La “cupola” accademica di cui ha scritto Paris sconvolgendo l’intellighentia nazionale nasce dunque in quel concorso? Forse. Un fatto è certo: che, come ogni storia baronale accademica che si rispetti, dopo la pubblicazione di quell'articolo, De Benedictis - in onore del quale, per i suoi ottant’anni, lo scorso primo ottobre è stato organizzato al Cnel di Roma il Convegno “Agricoltura territorio e sviluppo” e presentate (relatore, tra gli altri, lo stesso Quirino Paris) alcune riflessioni sui nodi tematici del suo percorso scientifico - fu isolato ed estromesso da tutti i concorsi. La “cupola” non perdona.

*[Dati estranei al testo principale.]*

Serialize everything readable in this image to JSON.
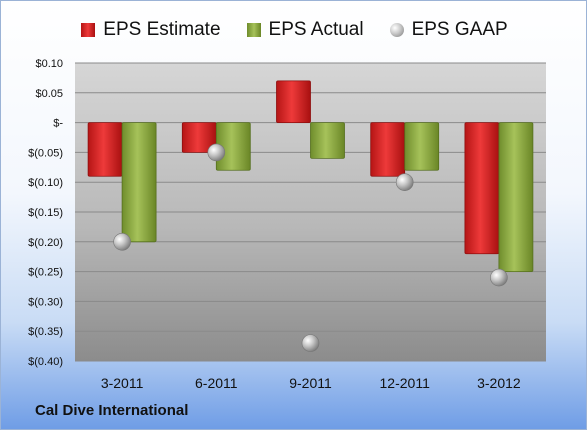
{
  "chart_data": {
    "type": "bar",
    "title": "",
    "xlabel": "",
    "ylabel": "",
    "categories": [
      "3-2011",
      "6-2011",
      "9-2011",
      "12-2011",
      "3-2012"
    ],
    "series": [
      {
        "name": "EPS Estimate",
        "kind": "bar",
        "color": "#d42020",
        "values": [
          -0.09,
          -0.05,
          0.07,
          -0.09,
          -0.22
        ]
      },
      {
        "name": "EPS Actual",
        "kind": "bar",
        "color": "#8cad3f",
        "values": [
          -0.2,
          -0.08,
          -0.06,
          -0.08,
          -0.25
        ]
      },
      {
        "name": "EPS GAAP",
        "kind": "scatter",
        "color": "#b8b8b8",
        "values": [
          -0.2,
          -0.05,
          -0.37,
          -0.1,
          -0.26
        ]
      }
    ],
    "ylim": [
      -0.4,
      0.1
    ],
    "yticks": [
      0.1,
      0.05,
      0,
      -0.05,
      -0.1,
      -0.15,
      -0.2,
      -0.25,
      -0.3,
      -0.35,
      -0.4
    ],
    "ytick_labels": [
      "$0.10",
      "$0.05",
      "$-",
      "$(0.05)",
      "$(0.10)",
      "$(0.15)",
      "$(0.20)",
      "$(0.25)",
      "$(0.30)",
      "$(0.35)",
      "$(0.40)"
    ],
    "grid": true,
    "legend": "top-center"
  },
  "company": "Cal Dive International"
}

Ma torniamo ancora una volta ai Fellow.
Quello ricevuto da Quirino Paris, da anni tra i nostri più illustri collaboratori, non ci sorprende.
Leggiamo nelle motivazioni ufficiali dell’assegnazione: “I suoi contributi alle metodologie della programmazione matematica, teoria dell’economia della produzione, applicazioni delle tecniche di massima entropia, progresso tecnico indotto, sono ampiamente noti e citati.
Per il suo lavoro di frontiera con Michael Caputo sul progresso tecnico indotto dai prezzi relativi, nel 2006 ha ricevuto il Premio per la Qualità delle Scoperte di Ricerca dell’American Association of Agricultural Economics.
Paris ama le sfide intellettuali e le idee innovative. Infatti la sua creatività nel trovare nuove strade per affrontare problemi fondamentali di economia è piuttosto notevole. È probabile che questa sua abilità trovi la fonte ispiratrice nel suo profondo desiderio e nel suo sforzo indefatigabile di andare alla radice delle cose... Egli guarda al di là della scatola degli attrezzi degli economisti e introduce nell’attività della professione filoni di ricerca propri di altre discipline…”.

Come abbiamo già detto, Quirino Paris non è dunque solo uno degli economisti agrari italiani che più coraggiosamente ha affrontato i difficili o irrisolti quesiti della sua materia: è uno dei più combattivi e convinti fustigatori della malauniversità nazionale, e non solo nazionale; è lui stesso protagonista-vittima del clamoroso caso di malauniversità di cui abbiamo già accennato, quello in cui sono appunto coinvolti i “baroni” dell’Economia agraria sopra citati: un caso ancora aperto che “Ateneo Palermitano” sta seguendo con le sue cronache in diretta dal “Tribunalino” della Pace di Roma (chi ha voglia di rinfrescarsi la memoria può scorrere i vari articoli sull’argomento, a cominciare dal primo, del giugno 2006).

Ma mettiamo da parte per una volta le note polemiche sulla cattiva gestione degli Atenei italiani e complimentiamoci con i premiati: non capita a tutti e tutti i giorni ricevere un Fellow in ambito internazionale.
Peccato che i maggiori rappresentanti dell’Economia agraria siciliana ne siano stati esclusi: la vetrina per loro è rimasta, ahimé, ancora una volta con la saracinesca tristemente abbassata.